ぐぅ、と。腹が空腹を訴えた。枕元に並んだゼリーを手に取って、蓋をパキリ回して、吸い込む。舌馴染みのある味だ。「お、食欲あるんか」。友がそう笑うけれど、まだ固形のものは食べられそうになかった。綺麗に洗われたコップに注いだ経口補水液。一口飲めば、まだ足りぬ。もう一杯、もう一杯。そこでようやく、餓えに気がついた。
一通りの処置が終われば、痛みも、咳の深さも、比べ物にならないほどマシになっていた。「今日は、わしも泊まるでな」。そういって、手製の水提灯が離れていく。作業途中のちゃぶ台の上を適当にどかし、友は自分の鞄から擦り切れた本をいくつか取り出し、勉強を始めた。

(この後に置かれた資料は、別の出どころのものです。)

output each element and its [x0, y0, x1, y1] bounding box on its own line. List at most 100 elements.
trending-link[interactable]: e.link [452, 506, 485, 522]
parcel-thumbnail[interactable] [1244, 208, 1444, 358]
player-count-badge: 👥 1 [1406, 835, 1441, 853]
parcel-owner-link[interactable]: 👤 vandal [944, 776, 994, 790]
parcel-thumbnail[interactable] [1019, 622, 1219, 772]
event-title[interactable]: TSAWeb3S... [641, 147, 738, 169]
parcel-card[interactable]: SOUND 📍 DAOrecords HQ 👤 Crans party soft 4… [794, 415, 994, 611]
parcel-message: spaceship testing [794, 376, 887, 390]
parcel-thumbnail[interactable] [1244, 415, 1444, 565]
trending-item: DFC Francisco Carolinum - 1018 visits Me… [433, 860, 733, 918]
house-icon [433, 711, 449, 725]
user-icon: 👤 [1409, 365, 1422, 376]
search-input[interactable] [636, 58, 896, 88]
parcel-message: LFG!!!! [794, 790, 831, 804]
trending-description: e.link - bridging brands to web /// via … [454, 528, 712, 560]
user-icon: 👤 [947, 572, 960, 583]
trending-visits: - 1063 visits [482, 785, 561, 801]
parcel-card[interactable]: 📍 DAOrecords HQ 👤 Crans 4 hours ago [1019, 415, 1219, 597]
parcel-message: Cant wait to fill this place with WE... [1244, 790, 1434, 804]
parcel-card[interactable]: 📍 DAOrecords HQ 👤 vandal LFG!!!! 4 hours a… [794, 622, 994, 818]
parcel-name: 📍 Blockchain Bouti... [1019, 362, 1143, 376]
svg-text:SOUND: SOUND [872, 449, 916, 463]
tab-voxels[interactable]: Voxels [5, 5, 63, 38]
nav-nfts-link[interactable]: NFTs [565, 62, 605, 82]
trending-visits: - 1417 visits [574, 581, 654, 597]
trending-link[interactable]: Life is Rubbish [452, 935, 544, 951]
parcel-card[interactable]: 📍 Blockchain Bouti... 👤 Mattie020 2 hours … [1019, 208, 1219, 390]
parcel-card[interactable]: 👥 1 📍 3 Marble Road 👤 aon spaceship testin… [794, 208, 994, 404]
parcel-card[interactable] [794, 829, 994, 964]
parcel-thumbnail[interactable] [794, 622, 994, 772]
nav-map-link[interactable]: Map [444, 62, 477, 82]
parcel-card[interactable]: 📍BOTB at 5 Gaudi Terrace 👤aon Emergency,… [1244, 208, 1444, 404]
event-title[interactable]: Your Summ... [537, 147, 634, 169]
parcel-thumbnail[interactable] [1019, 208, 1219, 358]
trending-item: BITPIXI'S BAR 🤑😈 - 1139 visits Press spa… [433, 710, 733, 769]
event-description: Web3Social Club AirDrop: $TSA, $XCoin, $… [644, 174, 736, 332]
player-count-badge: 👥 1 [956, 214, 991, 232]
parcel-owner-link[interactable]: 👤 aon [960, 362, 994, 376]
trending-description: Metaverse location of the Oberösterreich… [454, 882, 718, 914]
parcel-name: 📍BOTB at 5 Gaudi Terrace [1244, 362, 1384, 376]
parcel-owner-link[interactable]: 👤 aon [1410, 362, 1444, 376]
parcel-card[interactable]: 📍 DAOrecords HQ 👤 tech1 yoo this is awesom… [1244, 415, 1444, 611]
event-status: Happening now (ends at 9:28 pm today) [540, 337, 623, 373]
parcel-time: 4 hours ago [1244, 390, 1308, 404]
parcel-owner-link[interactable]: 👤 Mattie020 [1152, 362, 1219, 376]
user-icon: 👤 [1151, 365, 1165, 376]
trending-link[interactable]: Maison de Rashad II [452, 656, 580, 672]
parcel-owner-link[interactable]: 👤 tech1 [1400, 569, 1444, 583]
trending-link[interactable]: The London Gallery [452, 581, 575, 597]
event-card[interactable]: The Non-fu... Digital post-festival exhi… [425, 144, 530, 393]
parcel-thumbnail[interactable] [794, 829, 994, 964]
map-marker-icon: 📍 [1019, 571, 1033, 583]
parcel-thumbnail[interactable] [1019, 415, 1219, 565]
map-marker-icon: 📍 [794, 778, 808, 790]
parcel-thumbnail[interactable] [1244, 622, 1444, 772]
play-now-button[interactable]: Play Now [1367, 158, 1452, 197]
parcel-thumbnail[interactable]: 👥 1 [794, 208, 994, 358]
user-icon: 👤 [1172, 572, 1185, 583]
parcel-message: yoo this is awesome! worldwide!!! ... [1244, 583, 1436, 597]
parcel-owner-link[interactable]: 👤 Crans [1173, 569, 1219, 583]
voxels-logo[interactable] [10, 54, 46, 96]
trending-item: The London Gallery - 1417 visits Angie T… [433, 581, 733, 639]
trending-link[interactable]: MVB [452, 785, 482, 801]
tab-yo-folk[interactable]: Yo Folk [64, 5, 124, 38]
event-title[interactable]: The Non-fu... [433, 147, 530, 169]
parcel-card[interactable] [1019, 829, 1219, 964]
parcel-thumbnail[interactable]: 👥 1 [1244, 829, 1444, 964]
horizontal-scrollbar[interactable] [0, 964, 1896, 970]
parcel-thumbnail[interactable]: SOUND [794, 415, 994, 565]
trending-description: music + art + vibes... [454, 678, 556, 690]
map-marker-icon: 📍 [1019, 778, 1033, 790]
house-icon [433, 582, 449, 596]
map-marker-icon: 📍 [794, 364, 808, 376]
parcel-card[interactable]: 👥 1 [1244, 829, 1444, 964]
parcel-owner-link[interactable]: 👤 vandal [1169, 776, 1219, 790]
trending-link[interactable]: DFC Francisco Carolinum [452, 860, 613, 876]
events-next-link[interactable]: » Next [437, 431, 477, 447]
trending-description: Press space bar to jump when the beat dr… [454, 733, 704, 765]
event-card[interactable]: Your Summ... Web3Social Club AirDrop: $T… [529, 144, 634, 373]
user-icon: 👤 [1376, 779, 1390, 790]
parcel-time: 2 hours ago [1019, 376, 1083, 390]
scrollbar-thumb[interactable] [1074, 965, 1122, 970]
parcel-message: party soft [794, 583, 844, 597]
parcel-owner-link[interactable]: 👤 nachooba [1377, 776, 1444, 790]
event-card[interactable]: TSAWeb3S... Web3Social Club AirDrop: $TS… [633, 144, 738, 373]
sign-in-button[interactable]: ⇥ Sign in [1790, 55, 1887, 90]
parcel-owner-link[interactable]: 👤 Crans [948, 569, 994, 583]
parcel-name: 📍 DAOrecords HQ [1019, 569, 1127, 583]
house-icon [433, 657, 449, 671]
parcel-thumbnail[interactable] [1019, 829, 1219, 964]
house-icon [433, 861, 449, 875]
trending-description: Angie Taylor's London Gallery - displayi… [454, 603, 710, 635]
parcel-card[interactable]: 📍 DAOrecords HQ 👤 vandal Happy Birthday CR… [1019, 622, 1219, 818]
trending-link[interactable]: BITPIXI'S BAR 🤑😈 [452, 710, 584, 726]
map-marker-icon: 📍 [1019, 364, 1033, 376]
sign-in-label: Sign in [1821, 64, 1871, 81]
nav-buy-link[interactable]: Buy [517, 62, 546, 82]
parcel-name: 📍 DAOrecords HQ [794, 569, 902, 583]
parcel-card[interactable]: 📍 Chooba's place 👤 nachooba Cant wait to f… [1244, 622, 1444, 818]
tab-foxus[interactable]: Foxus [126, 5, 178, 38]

うつら、うつら。まだまだ本調子どころではない体調。けれど、さらりさらりと聞こえる鉛筆の音が、こちらからは漏れ出て見える水提灯が、そして、それが映し出す友の姿が、とても心地良くて。
「おやすみ。はよう、元気になれよ」。穏やかなる友の声。目を閉じて、息を吐く。咳が絡まる。
「ありがとう」。あぁ、そうだ。やることはたっぷりある。でもまずは、あいつが好きなもんを奢ろう。寿司とかさ。
意識が落ちる。気配が遠のく。けれど、寒気はほとんどなくなっていた。